Teachers’ demands unrealistic

There are a number of people employed in private industry, employed in management, and paid a monthly salary that sometimes goes for four-plus years without a wage adjustment. That is the real life that teachers must start to realize.

There are a number of people employed in private industry, employed in management, and paid a monthly salary that sometimes goes for four-plus years without a wage adjustment.

That is the real life that teachers must start to realize.

Isn’t it amazing that our school teachers don’t have any understanding of economics. Ontario pays the highest average salary of $75,688, Alberta second at $74,299, and B.C. third at $72,242. Susan Lambert of the B.C. Teachers Federation must realize that it is the taxpayers that pay school teacher wages. If she thinks that the present government should adjust the teachers’ wages to that of Ontario and Alberta, then the B.C. taxpayers just have to pay more taxes. She has to realize that.
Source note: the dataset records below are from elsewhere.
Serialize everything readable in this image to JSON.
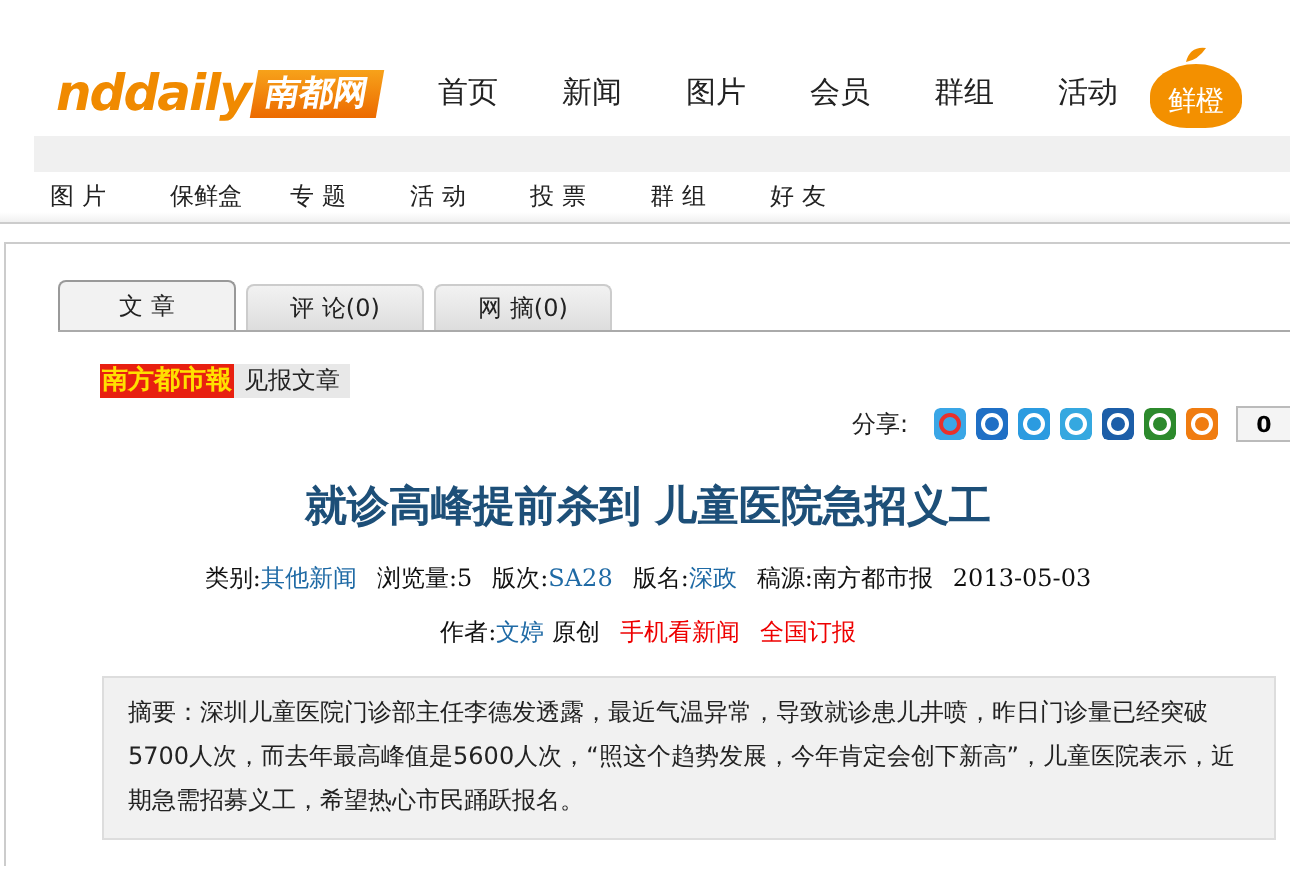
{
  "logo": {
    "latin": "nddaily",
    "chinese": "南都网"
  },
  "nav": [
    "首页",
    "新闻",
    "图片",
    "会员",
    "群组",
    "活动"
  ],
  "badge": "鲜橙",
  "subnav": [
    "图 片",
    "保鲜盒",
    "专 题",
    "活 动",
    "投 票",
    "群 组",
    "好 友"
  ],
  "tabs": [
    {
      "label": "文 章",
      "selected": true
    },
    {
      "label": "评 论(0)",
      "selected": false
    },
    {
      "label": "网 摘(0)",
      "selected": false
    }
  ],
  "paper": {
    "logo": "南方都市報",
    "label": "见报文章"
  },
  "share": {
    "label": "分享:",
    "count": "0"
  },
  "title": "就诊高峰提前杀到 儿童医院急招义工",
  "meta": [
    {
      "kind": "plain",
      "text": "类别:"
    },
    {
      "kind": "link",
      "text": "其他新闻"
    },
    {
      "kind": "gap",
      "text": "浏览量:5"
    },
    {
      "kind": "gap",
      "text": "版次:"
    },
    {
      "kind": "link",
      "text": "SA28"
    },
    {
      "kind": "gap",
      "text": "版名:"
    },
    {
      "kind": "link",
      "text": "深政"
    },
    {
      "kind": "gap",
      "text": "稿源:南方都市报"
    },
    {
      "kind": "gap",
      "text": "2013-05-03"
    }
  ],
  "byline": [
    {
      "kind": "plain",
      "text": "作者:"
    },
    {
      "kind": "link",
      "text": "文婷"
    },
    {
      "kind": "plain",
      "text": " 原创"
    },
    {
      "kind": "promo",
      "text": "手机看新闻"
    },
    {
      "kind": "promo",
      "text": "全国订报"
    }
  ],
  "summary": "摘要：深圳儿童医院门诊部主任李德发透露，最近气温异常，导致就诊患儿井喷，昨日门诊量已经突破5700人次，而去年最高峰值是5600人次，“照这个趋势发展，今年肯定会创下新高”，儿童医院表示，近期急需招募义工，希望热心市民踊跃报名。"
}
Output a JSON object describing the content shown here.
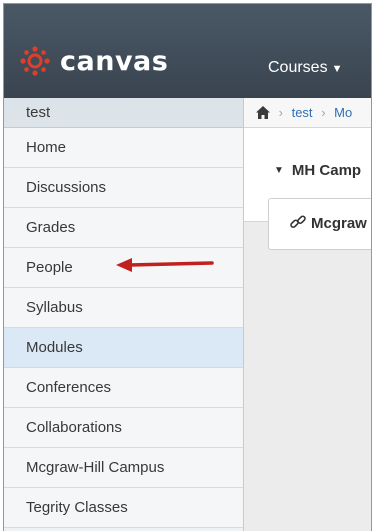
{
  "header": {
    "brand": "canvas",
    "courses_label": "Courses",
    "brand_color": "#e03e2d"
  },
  "sidebar": {
    "title": "test",
    "items": [
      {
        "label": "Home"
      },
      {
        "label": "Discussions"
      },
      {
        "label": "Grades"
      },
      {
        "label": "People"
      },
      {
        "label": "Syllabus"
      },
      {
        "label": "Modules",
        "active": true
      },
      {
        "label": "Conferences"
      },
      {
        "label": "Collaborations"
      },
      {
        "label": "Mcgraw-Hill Campus"
      },
      {
        "label": "Tegrity Classes"
      }
    ]
  },
  "breadcrumb": {
    "items": [
      "test",
      "Mo"
    ]
  },
  "module": {
    "header": "MH Camp",
    "item": "Mcgraw"
  },
  "annotation": {
    "arrow_color": "#c0211f"
  }
}
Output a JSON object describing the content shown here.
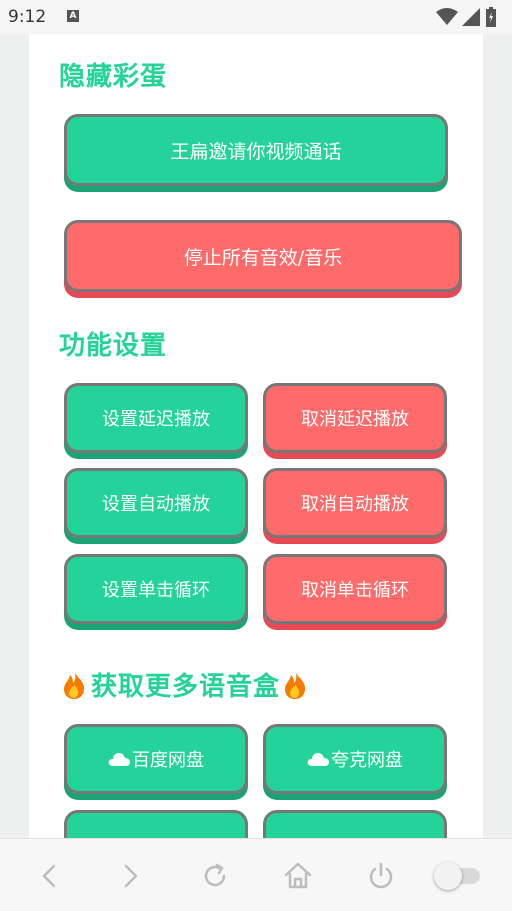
{
  "status_bar": {
    "time": "9:12",
    "notification_letter": "A"
  },
  "sections": {
    "hidden_eggs": {
      "title": "隐藏彩蛋",
      "video_call_label": "王扁邀请你视频通话",
      "stop_all_label": "停止所有音效/音乐"
    },
    "settings": {
      "title": "功能设置",
      "set_delay_label": "设置延迟播放",
      "cancel_delay_label": "取消延迟播放",
      "set_auto_label": "设置自动播放",
      "cancel_auto_label": "取消自动播放",
      "set_loop_label": "设置单击循环",
      "cancel_loop_label": "取消单击循环"
    },
    "more_boxes": {
      "title": "获取更多语音盒",
      "baidu_label": "百度网盘",
      "quark_label": "夸克网盘"
    }
  },
  "colors": {
    "accent_green": "#24d39a",
    "accent_red": "#ff6b6b"
  }
}
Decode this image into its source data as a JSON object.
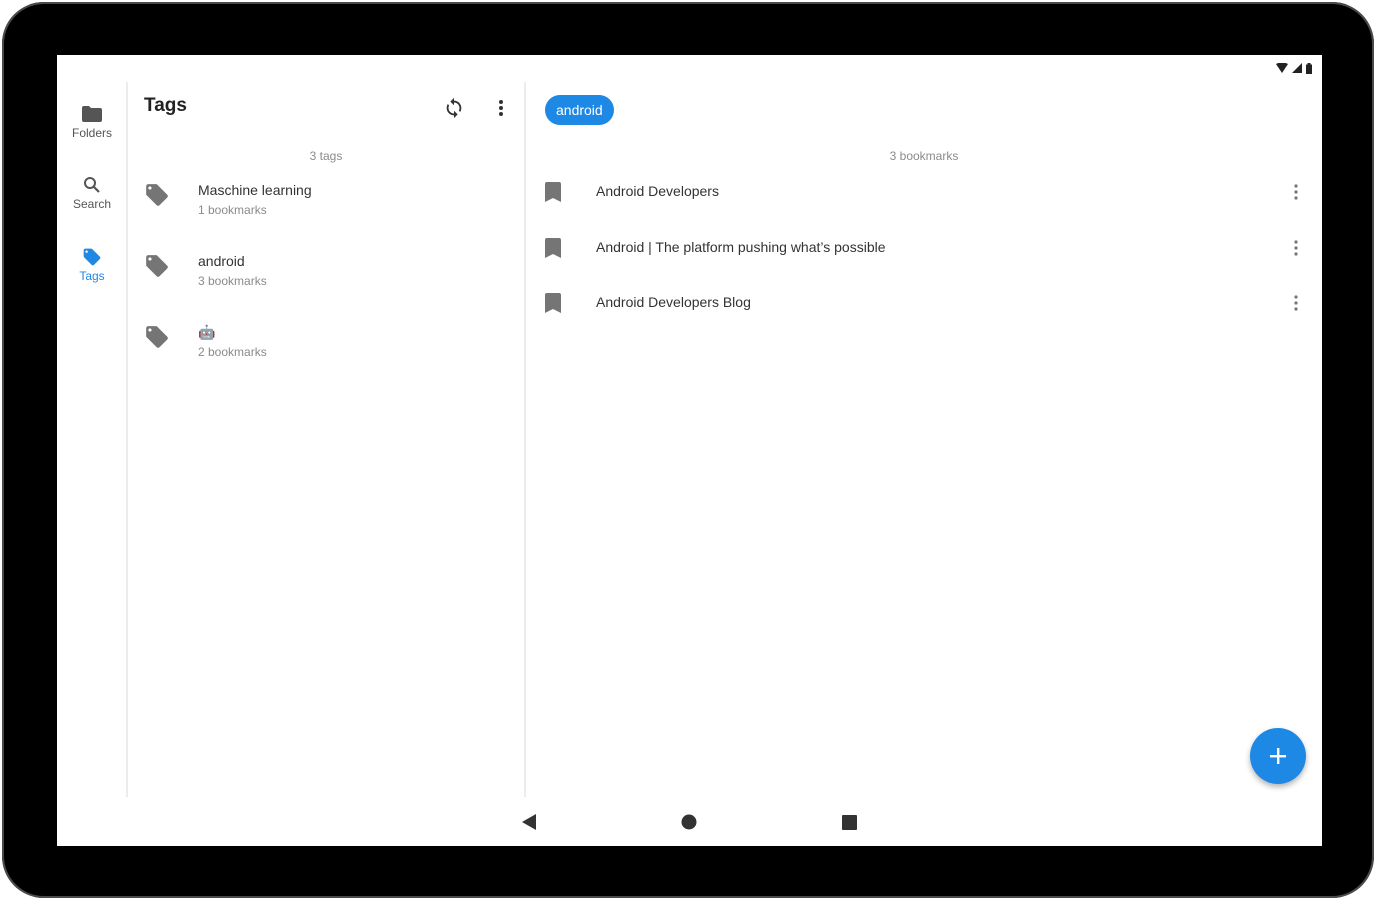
{
  "rail": {
    "items": [
      {
        "label": "Folders",
        "icon": "folder-icon",
        "active": false
      },
      {
        "label": "Search",
        "icon": "search-icon",
        "active": false
      },
      {
        "label": "Tags",
        "icon": "tag-icon",
        "active": true
      }
    ]
  },
  "tags_pane": {
    "title": "Tags",
    "count_label": "3 tags",
    "tags": [
      {
        "name": "Maschine learning",
        "count": "1 bookmarks"
      },
      {
        "name": "android",
        "count": "3 bookmarks"
      },
      {
        "name": "🤖",
        "count": "2 bookmarks"
      }
    ]
  },
  "bookmarks_pane": {
    "chip_label": "android",
    "count_label": "3 bookmarks",
    "bookmarks": [
      {
        "title": "Android Developers"
      },
      {
        "title": "Android | The platform pushing what’s possible"
      },
      {
        "title": "Android Developers Blog"
      }
    ]
  },
  "colors": {
    "accent": "#1e88e5",
    "icon_gray": "#757575",
    "divider": "#ececec"
  },
  "icons": {
    "sync": "sync-icon",
    "overflow": "more-vert-icon",
    "fab": "add-icon",
    "nav_back": "back-triangle-icon",
    "nav_home": "home-circle-icon",
    "nav_recents": "recents-square-icon"
  }
}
And now to the average B.C. working person. Your teachers in B.C., on average, are paid $63,869 to $71,831, with total working days of 188 after all professional days, stat holidays, Christmas and Easter breaks, and summer holidays are taken into account. You, on the other hand, will work 238 days after stat holidays, and an average of 15 days of vacation time are taken into account, with nowhere near the amount of these salaries.

Is it fair that you, the taxpayer, should sweeten the teachers’ pay package with higher taxes?

It is amazing that these university graduate people are teaching our kids and yet they cannot understand the above economics.